5.Bölüm- Ne yapmalıyım?

8.4K 414 68
                                    


Yeni bölüm bir gün aradan sonra geldi arkadaşlar :D. Bu arada yorumlar beni çok mutlu ediyor ^^. Siz yorum yaptıkça yazma hevesim artıyor. Umarım bu bölümü de beğenip, güzel yorumlarınızı katarsanız :D

Şimdiden teşekkürler :). İyi okumalar ^^

Bu arada eğer kapak sözler istiyorsanız  ts_laz_61 isimli arkadaşımın COOL SÖZLER ;) kitabına bakmanızı tavsiye ediyorum. :)

Eğer şiir tarzı bir kitap arıyorsanız edoool isimli arkadaşımın ŞİMDİ BİR ŞİİR OLSAM isimli kitabına bakmanızı öneririm. :)


Şaşkın bakışlarımı bir saniye olsun resimden ayıramıyordum. Bu nasıl olabilirdi? Ben daha iki gün önce, bu oğlanı kanlı canlı görmüştüm. Aslı ise onun öldüğünü söylüyordu. Ya benim gördüğüm kişi bu oğlanın ikiz kardeşiydi. Ya... Aslında ölmemiş. Ve ya ben hayal görüyordum. Ya da ben kafayı sıyırmıştım.

Gözlerimim resimden ayırıp tekrar Aslı'ya çevirdiğim de biraz daha iyi olduğunu gördüm. Ona bu konu hakkında soru sormak istiyordum. Yani eğer bu oğlan gerçekten yaşıyorsa bunu bilmeye hakkı vardı. Ama buna emin olamıyordum bir türlü. Ya ben sadece benzetiyorsam? Sonuçta onu karanlık bir ortamda yüzüne ışık tutarak görmüştüm. Ama yanılmıyorsam? Ve Aslı burada kendini perişan ederken, bende bildiklerimi gizlediğim için vicdan azabı çekersem? Öte yandan eğer gerçekten yanılıyorsam ve Aslı'yı boş yere ümitlendirirsem sonucu daha kötü olabilir. Kafamda kurduğum mantık çerçevesine göre şu anda ki en doğru adımım bunu kendime saklamaktı.

'Bana olanlardan bahseder misin?' demek istiyordum. Bir yerlere varmak istiyorsam her şeyi bilmem gerekiyordu. Ne zaman hayatını kaybetti? Nasıl oldu? Sen o sırada ne yapıyordun? Bu soruların cevaplarını almam şarttı. Ama eğer ilk soruyu sorarsam ki –buna eminim ki- anlatırken içi acıyacaktır. Buna sebep olduğum için benimde içim acıyacaktı. En iyisi sormayıp, kendisinin anlatmasını beklemekti.

"Bu Cuma...", dedi bir anda soğuk bir ses ile. "Bu Cuma tam bir sene olacak.", diye devam etti. Gözlerinden yine yaşlar akmaya başlamıştı. Ah! O kadar uzun süre geçmişti demek.

"Aslı... O...",deyip cümlemi yarıda bıraktım. Yaşıyor demeyi çok istiyordum ama bunu yapamazdım. Hayır, bunu kesinlikle yapmamalıydım.

"Bir şey mi söyleyeceksin?", dedi burnunu çekerek. O kadar çok ağlamıştı ki hem burnu tıkanmıştı, hem de nefes almakta güçlük çekiyordu.

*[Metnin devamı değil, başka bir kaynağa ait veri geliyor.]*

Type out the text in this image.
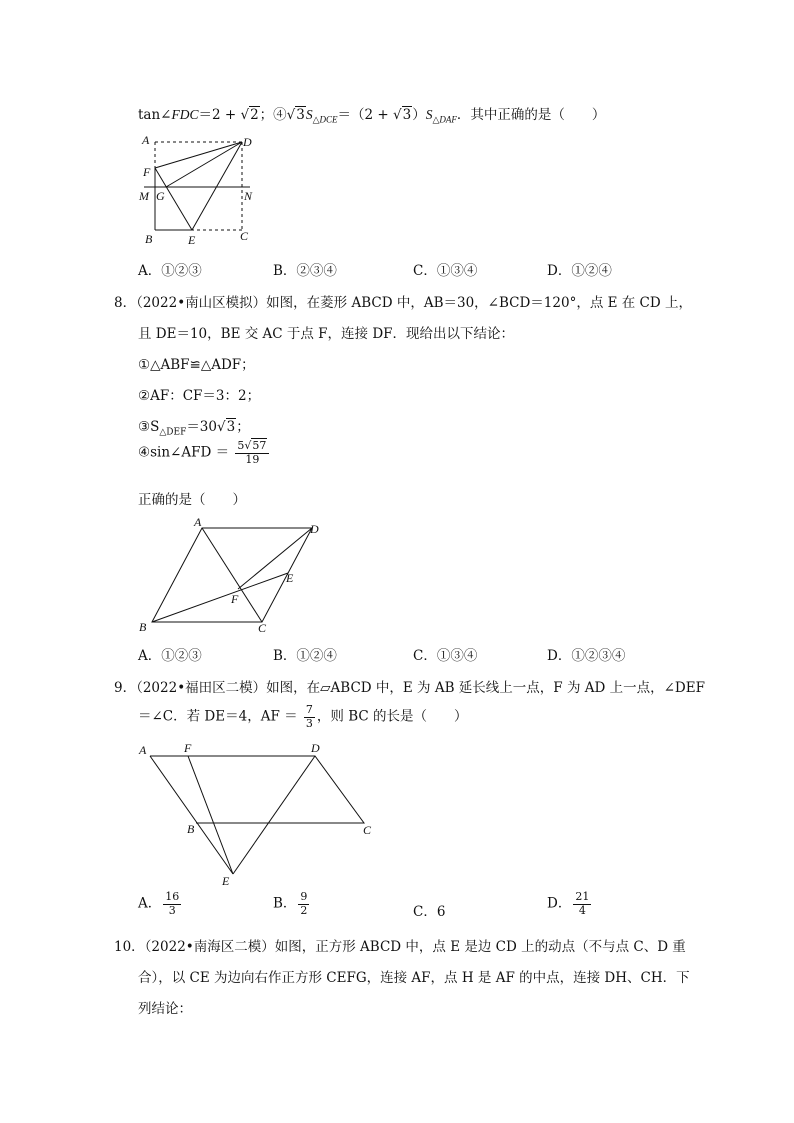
tan∠FDC＝2 + √2；$④√3S_{\triangle DCE}=(2 + √3)S_{\triangle DAF}$．其中正确的是（　　）
A	D
F
M G	N
B	E	C
A．①②③	B．②③④	C．①③④	D．①②④
8．（2022•南山区模拟）如图，在菱形 ABCD 中，AB＝30，∠BCD＝120°，点 E 在 CD 上，
且 DE＝10，BE 交 AC 于点 F，连接 DF．现给出以下结论：
①△ABF≌△ADF；
②AF：CF＝3：2；
$③S_{\triangle DEF}=30√3$；
④sin∠AFD ＝ $\frac{5√57}{19}$
正确的是（　　）
A	D
E
F
B	C
A．①②③	B．①②④	C．①③④	D．①②③④
9．（2022•福田区二模）如图，在▱ABCD 中，E 为 AB 延长线上一点，F 为 AD 上一点，∠DEF
＝∠C．若 DE＝4，AF ＝ $\frac{7}{3}$ ，则 BC 的长是（　　）
A	F	D
B	C
E
A． $\frac{16}{3}$	B． $\frac{9}{2}$	C．6
D． $\frac{21}{4}$
10．（2022•南海区二模）如图，正方形 ABCD 中，点 E 是边 CD 上的动点（不与点 C、D 重
合），以 CE 为边向右作正方形 CEFG，连接 AF，点 H 是 AF 的中点，连接 DH、CH．下
列结论：
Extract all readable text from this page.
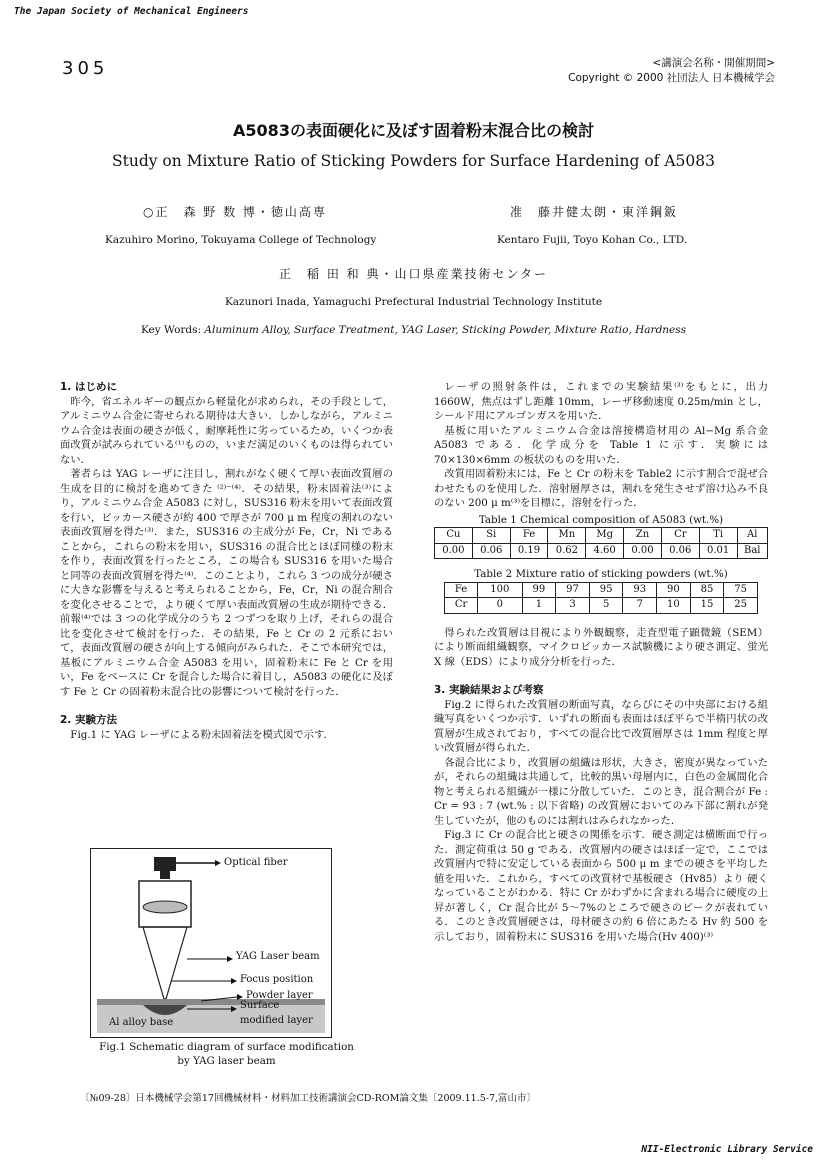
The Japan Society of Mechanical Engineers
305	<講演会名称・開催期間>
Copyright © 2000 社団法人 日本機械学会
A5083の表面硬化に及ぼす固着粉末混合比の検討
Study on Mixture Ratio of Sticking Powders for Surface Hardening of A5083
○正　森 野 数 博・徳山高専	准　藤井健太朗・東洋鋼鈑
Kazuhiro Morino, Tokuyama College of Technology	Kentaro Fujii, Toyo Kohan Co., LTD.
正　稲 田 和 典・山口県産業技術センター
Kazunori Inada, Yamaguchi Prefectural Industrial Technology Institute
Key Words: Aluminum Alloy, Surface Treatment, YAG Laser, Sticking Powder, Mixture Ratio, Hardness
1. はじめに

昨今，省エネルギーの観点から軽量化が求められ，その手段として，アルミニウム合金に寄せられる期待は大きい．しかしながら，アルミニウム合金は表面の硬さが低く，耐摩耗性に劣っているため，いくつか表面改質が試みられている⁽¹⁾ものの，いまだ満足のいくものは得られていない．

著者らは YAG レーザに注目し，割れがなく硬くて厚い表面改質層の生成を目的に検討を進めてきた ⁽²⁾⁻⁽⁴⁾．その結果，粉末固着法⁽³⁾により，アルミニウム合金 A5083 に対し，SUS316 粉末を用いて表面改質を行い，ビッカース硬さが約 400 で厚さが 700 μ m 程度の割れのない表面改質層を得た⁽³⁾．また，SUS316 の主成分が Fe，Cr，Ni であることから，これらの粉末を用い，SUS316 の混合比とほぼ同様の粉末を作り，表面改質を行ったところ，この場合も SUS316 を用いた場合と同等の表面改質層を得た⁽⁴⁾．このことより，これら 3 つの成分が硬さに大きな影響を与えると考えられることから，Fe，Cr，Ni の混合割合を変化させることで，より硬くて厚い表面改質層の生成が期待できる．前報⁽⁴⁾では 3 つの化学成分のうち 2 つずつを取り上げ，それらの混合比を変化させて検討を行った．その結果，Fe と Cr の 2 元系において，表面改質層の硬さが向上する傾向がみられた．そこで本研究では，基板にアルミニウム合金 A5083 を用い，固着粉末に Fe と Cr を用い，Fe をベースに Cr を混合した場合に着目し，A5083 の硬化に及ぼす Fe と Cr の固着粉末混合比の影響について検討を行った．

2. 実験方法

Fig.1 に YAG レーザによる粉末固着法を模式図で示す．

Optical fiber
YAG Laser beam
Focus position
Powder layer
Surface
modified layer
Al alloy base
Fig.1 Schematic diagram of surface modification
by YAG laser beam

レーザの照射条件は，これまでの実験結果⁽³⁾をもとに，出力 1660W，焦点はずし距離 10mm，レーザ移動速度 0.25m/min とし，シールド用にアルゴンガスを用いた．

基板に用いたアルミニウム合金は溶接構造材用の Al−Mg 系合金 A5083 である．化学成分を Table 1 に示す．実験には 70×130×6mm の板状のものを用いた．

改質用固着粉末には，Fe と Cr の粉末を Table2 に示す割合で混ぜ合わせたものを使用した．溶射層厚さは，割れを発生させず溶け込み不良のない 200 μ m⁽³⁾を目標に，溶射を行った．

Table 1 Chemical composition of A5083 (wt.%)
Cu	Si	Fe	Mn	Mg	Zn	Cr	Ti	Al
0.00	0.06	0.19	0.62	4.60	0.00	0.06	0.01	Bal
Table 2 Mixture ratio of sticking powders (wt.%)
Fe	100	99	97	95	93	90	85	75
Cr	0	1	3	5	7	10	15	25

得られた改質層は目視により外観観察，走査型電子顕微鏡（SEM）により断面組織観察，マイクロビッカース試験機により硬さ測定、蛍光 X 線（EDS）により成分分析を行った．

3. 実験結果および考察

Fig.2 に得られた改質層の断面写真，ならびにその中央部における組織写真をいくつか示す．いずれの断面も表面はほぼ平らで半楕円状の改質層が生成されており，すべての混合比で改質層厚さは 1mm 程度と厚い改質層が得られた．

各混合比により，改質層の組織は形状，大きさ，密度が異なっていたが，それらの組織は共通して，比較的黒い母層内に，白色の金属間化合物と考えられる組織が一様に分散していた．このとき，混合割合が Fe : Cr = 93 : 7 (wt.% : 以下省略) の改質層においてのみ下部に割れが発生していたが，他のものには割れはみられなかった．

Fig.3 に Cr の混合比と硬さの関係を示す．硬さ測定は横断面で行った．測定荷重は 50 g である．改質層内の硬さはほぼ一定で，ここでは改質層内で特に安定している表面から 500 μ m までの硬さを平均した値を用いた．これから，すべての改質材で基板硬さ（Hv85）より 硬くなっていることがわかる．特に Cr がわずかに含まれる場合に硬度の上昇が著しく，Cr 混合比が 5〜7%のところで硬さのピークが表れている．このとき改質層硬さは，母材硬さの約 6 倍にあたる Hv 約 500 を示しており，固着粉末に SUS316 を用いた場合(Hv 400)⁽³⁾

〔№09-28〕日本機械学会第17回機械材料・材料加工技術講演会CD-ROM論文集〔2009.11.5-7,富山市〕
NII-Electronic Library Service
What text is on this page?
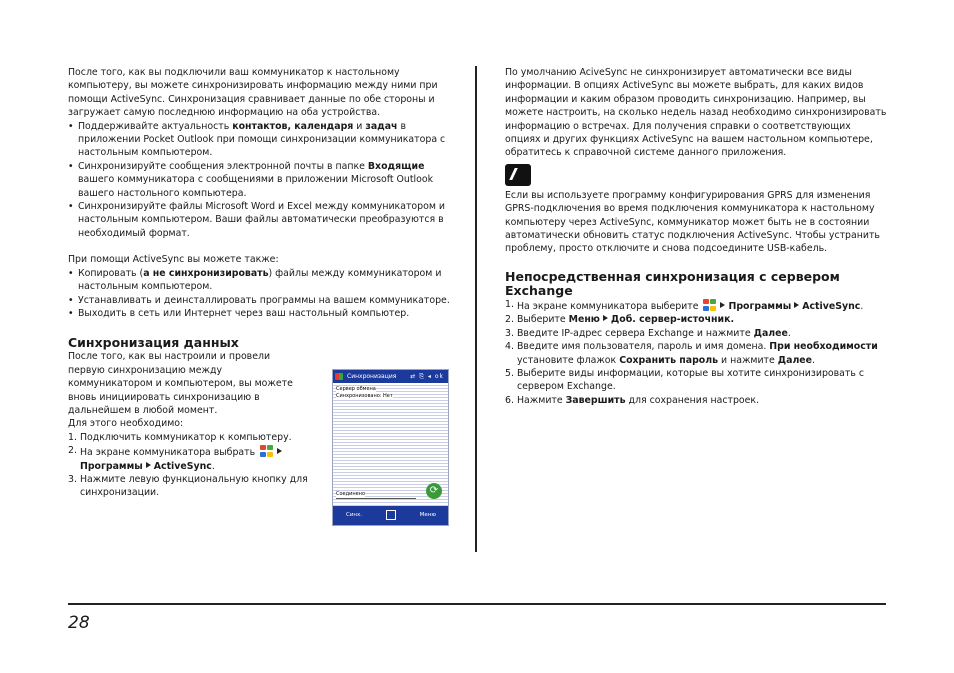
После того, как вы подключили ваш коммуникатор к настольному компьютеру, вы можете синхронизировать информацию между ними при помощи ActiveSync. Синхронизация сравнивает данные по обе стороны и загружает самую последнюю информацию на оба устройства.

• Поддерживайте актуальность контактов, календаря и задач в приложении Pocket Outlook при помощи синхронизации коммуникатора с настольным компьютером.
• Синхронизируйте сообщения электронной почты в папке Входящие вашего коммуникатора с сообщениями в приложении Microsoft Outlook вашего настольного компьютера.
• Синхронизируйте файлы Microsoft Word и Excel между коммуникатором и настольным компьютером. Ваши файлы автоматически преобразуются в необходимый формат.

При помощи ActiveSync вы можете также:

• Копировать (а не синхронизировать) файлы между коммуникатором и настольным компьютером.
• Устанавливать и деинсталлировать программы на вашем коммуникаторе.
• Выходить в сеть или Интернет через ваш настольный компьютер.
Синхронизация данных

После того, как вы настроили и провели первую синхронизацию между коммуникатором и компьютером, вы можете вновь инициировать синхронизацию в дальнейшем в любой момент.

Для этого необходимо:

1. Подключить коммуникатор к компьютеру.
2. На экране коммуникатора выбрать

Программы ActiveSync.
3. Нажмите левую функциональную кнопку для синхронизации.
Синхронизация ⇄ ⎘ ◂ ok
Сервер обмена
Синхронизовано: Нет
⟳
Соединено
Синх.	Меню

По умолчанию AciveSync не синхронизирует автоматически все виды информации. В опциях ActiveSync вы можете выбрать, для каких видов информации и каким образом проводить синхронизацию. Например, вы можете настроить, на сколько недель назад необходимо синхронизировать информацию о встречах. Для получения справки о соответствующих опциях и других функциях ActiveSync на вашем настольном компьютере, обратитесь к справочной системе данного приложения.

Если вы используете программу конфигурирования GPRS для изменения GPRS-подключения во время подключения коммуникатора к настольному компьютеру через ActiveSync, коммуникатор может быть не в состоянии автоматически обновить статус подключения ActiveSync. Чтобы устранить проблему, просто отключите и снова подсоедините USB-кабель.

Непосредственная синхронизация с сервером Exchange
1. На экране коммуникатора выберите	Программы ActiveSync.
2. Выберите Меню Доб. сервер-источник.
3. Введите IP-адрес сервера Exchange и нажмите Далее.
4. Введите имя пользователя, пароль и имя домена. При необходимости установите флажок Сохранить пароль и нажмите Далее.
5. Выберите виды информации, которые вы хотите синхронизировать с сервером Exchange.
6. Нажмите Завершить для сохранения настроек.
28
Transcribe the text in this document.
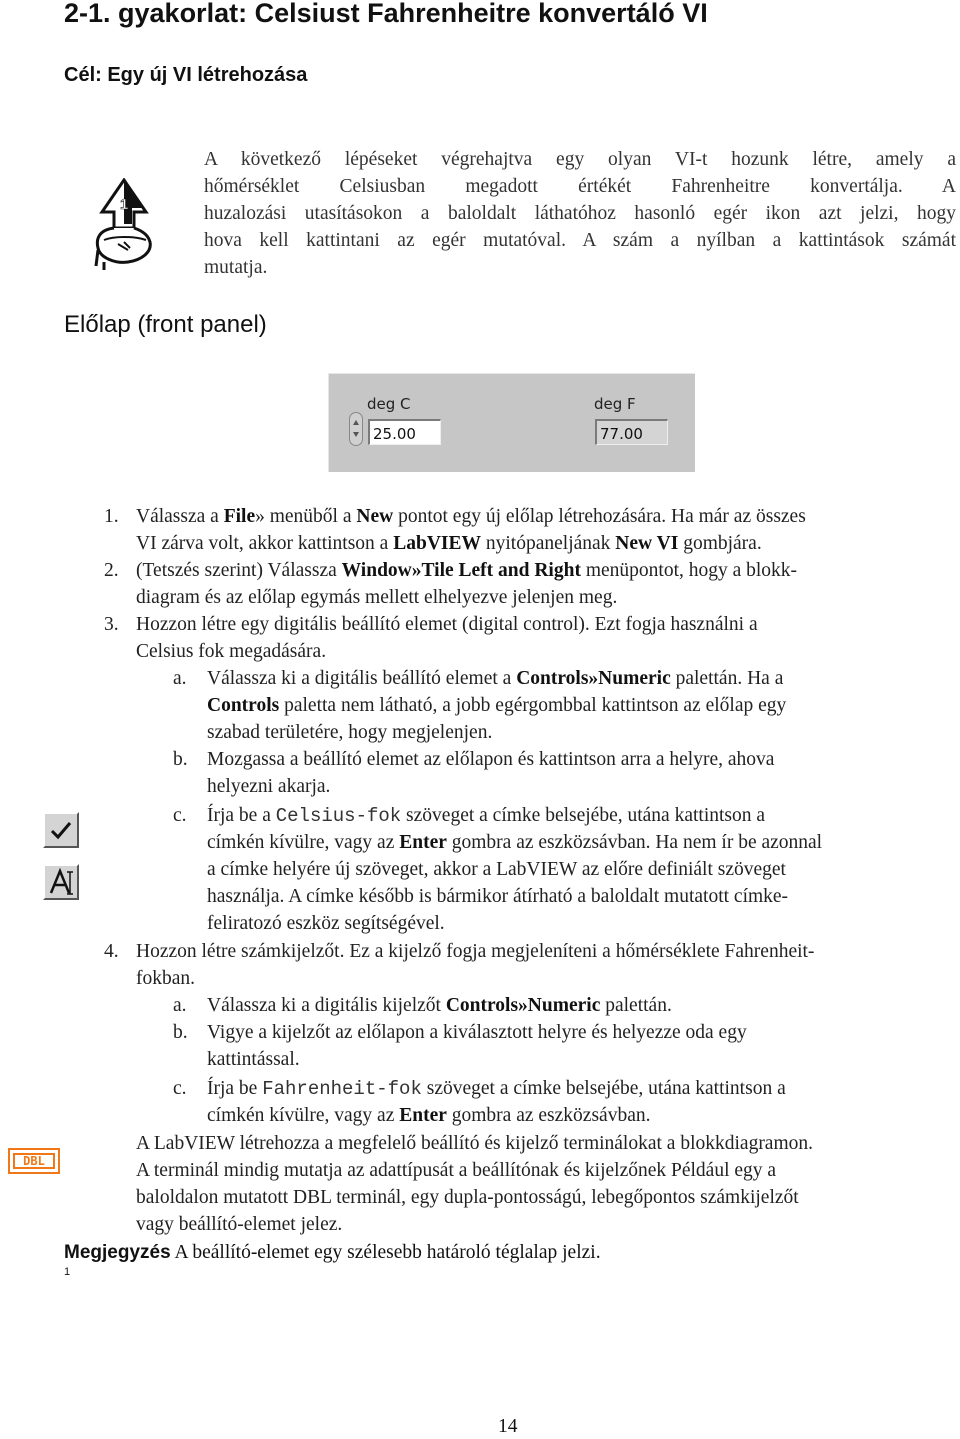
2-1. gyakorlat: Celsiust Fahrenheitre konvertáló VI
Cél: Egy új VI létrehozása
1
A következő lépéseket végrehajtva egy olyan VI-t hozunk létre, amely a
hőmérséklet Celsiusban megadott értékét Fahrenheitre konvertálja. A
huzalozási utasításokon a baloldalt láthatóhoz hasonló egér ikon azt jelzi, hogy
hova kell kattintani az egér mutatóval. A szám a nyílban a kattintások számát
mutatja.
Előlap (front panel)
deg C
25.00
deg F
77.00
1. Válassza a File» menüből a New pontot egy új előlap létrehozására. Ha már az összes
VI zárva volt, akkor kattintson a LabVIEW nyitópaneljának New VI gombjára.
2. (Tetszés szerint) Válassza Window»Tile Left and Right menüpontot, hogy a blokk-
diagram és az előlap egymás mellett elhelyezve jelenjen meg.
3. Hozzon létre egy digitális beállító elemet (digital control). Ezt fogja használni a
Celsius fok megadására.
a. Válassza ki a digitális beállító elemet a Controls»Numeric palettán. Ha a
Controls paletta nem látható, a jobb egérgombbal kattintson az előlap egy
szabad területére, hogy megjelenjen.
b. Mozgassa a beállító elemet az előlapon és kattintson arra a helyre, ahova
helyezni akarja.
c. Írja be a Celsius-fok szöveget a címke belsejébe, utána kattintson a
címkén kívülre, vagy az Enter gombra az eszközsávban. Ha nem ír be azonnal
a címke helyére új szöveget, akkor a LabVIEW az előre definiált szöveget
használja. A címke később is bármikor átírható a baloldalt mutatott címke-
feliratozó eszköz segítségével.
4. Hozzon létre számkijelzőt. Ez a kijelző fogja megjeleníteni a hőmérséklete Fahrenheit-
fokban.
a. Válassza ki a digitális kijelzőt Controls»Numeric palettán.
b. Vigye a kijelzőt az előlapon a kiválasztott helyre és helyezze oda egy
kattintással.
c. Írja be Fahrenheit-fok szöveget a címke belsejébe, utána kattintson a
címkén kívülre, vagy az Enter gombra az eszközsávban.
DBL
A LabVIEW létrehozza a megfelelő beállító és kijelző terminálokat a blokkdiagramon.
A terminál mindig mutatja az adattípusát a beállítónak és kijelzőnek Például egy a
baloldalon mutatott DBL terminál, egy dupla-pontosságú, lebegőpontos számkijelzőt
vagy beállító-elemet jelez.
Megjegyzés A beállító-elemet egy szélesebb határoló téglalap jelzi.
1
14
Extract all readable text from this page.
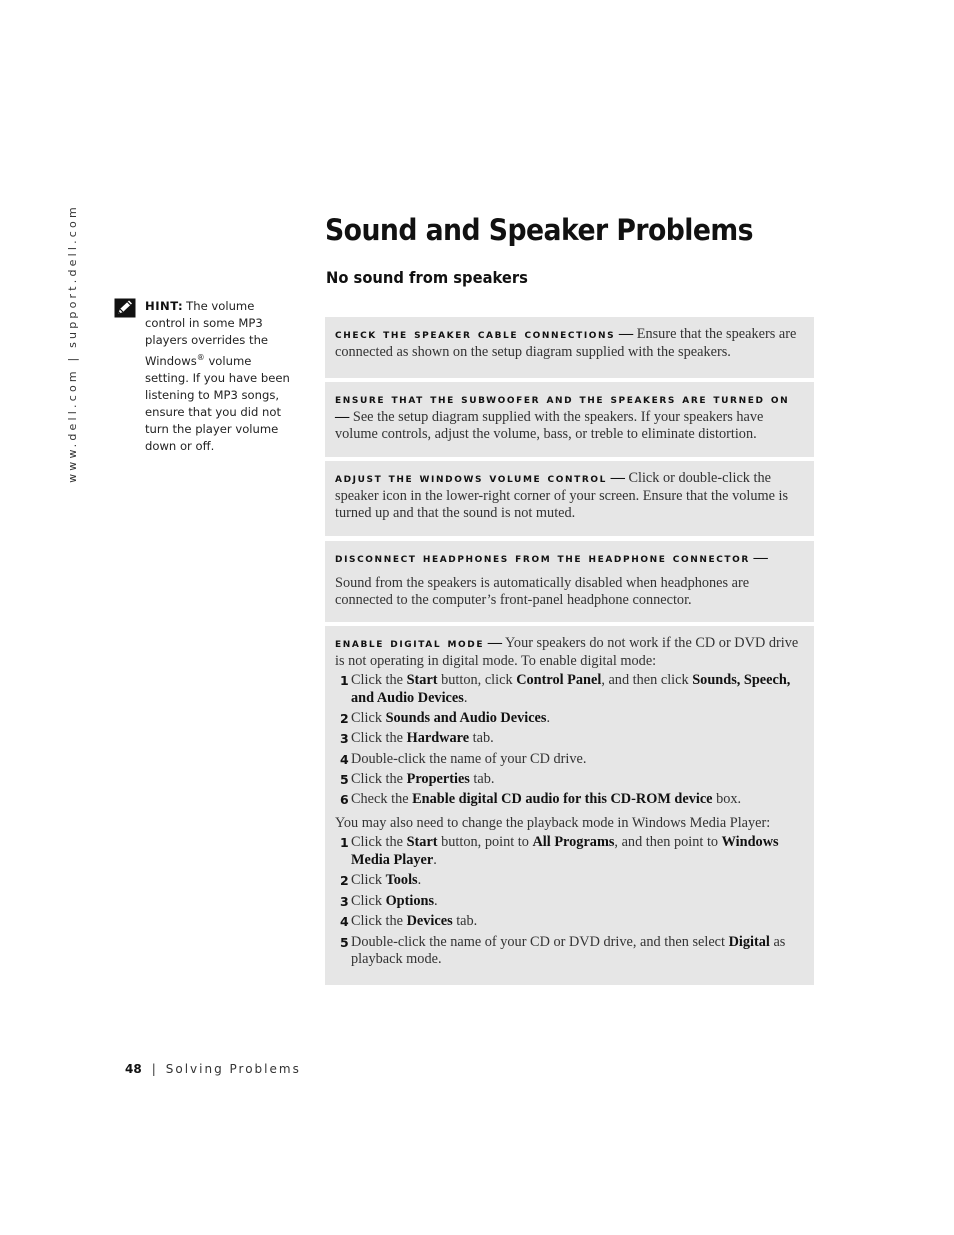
www.dell.com | support.dell.com	Sound and Speaker Problems
No sound from speakers
HINT: The volume control in some MP3 players overrides the Windows® volume setting. If you have been listening to MP3 songs, ensure that you did not turn the player volume down or off.

check the speaker cable connections — Ensure that the speakers are connected as shown on the setup diagram supplied with the speakers.

ensure that the subwoofer and the speakers are turned on — See the setup diagram supplied with the speakers. If your speakers have volume controls, adjust the volume, bass, or treble to eliminate distortion.

adjust the windows volume control — Click or double-click the speaker icon in the lower-right corner of your screen. Ensure that the volume is turned up and that the sound is not muted.

disconnect headphones from the headphone connector —

Sound from the speakers is automatically disabled when headphones are connected to the computer’s front-panel headphone connector.

enable digital mode — Your speakers do not work if the CD or DVD drive is not operating in digital mode. To enable digital mode:

1 Click the Start button, click Control Panel, and then click Sounds, Speech, and Audio Devices.
2 Click Sounds and Audio Devices.
3 Click the Hardware tab.
4 Double-click the name of your CD drive.
5 Click the Properties tab.
6 Check the Enable digital CD audio for this CD-ROM device box.

You may also need to change the playback mode in Windows Media Player:

1 Click the Start button, point to All Programs, and then point to Windows Media Player.
2 Click Tools.
3 Click Options.
4 Click the Devices tab.
5 Double-click the name of your CD or DVD drive, and then select Digital as playback mode.
48 | Solving Problems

"Yok, yüzünü yıkamak ister misin diye soracaktım.", dedim lafımı geçiştirerek. Şimdi ne desem boştu. Ölmediğini düşündüğüm biri için ona teselli veremezdim ki?

"Ben revire gitmek istiyorum. Orada ki Şeyma abla bana sakinleştirici iğne yapıyor. Gelmek ister misin?", dedi biraz sakinleşmiş bir ses ile.

"Tabi, gelirim.", dedim ve beraberce revire doğru yol aldık.

Revir bizim olduğumuz katta, oğlanı ilk gördüğüm merdivenlerin tam karşısındaydı. Göz ucuyla merdivenlere bakarken, orayı daha sonra incelemeyi kafamın içinde bir yere not ettim. Adını daha bilmediğim gizemli oğlanı orada bulabilirdim. Sahi ben niye hala onun ismini öğrenemedim? Salak gibi sormak aklıma bile gelmemişti. Bir daha bu konu açıldı mı ilk iş ismini öğrenmekti.

Revirin içine girdiğimizde bizim yaşlarımızda genç bir kız vardı. Başını çevirip bize şaşkın bir şekilde bakmaya başladı. Aslı'nın bir anda yüzü buruştu.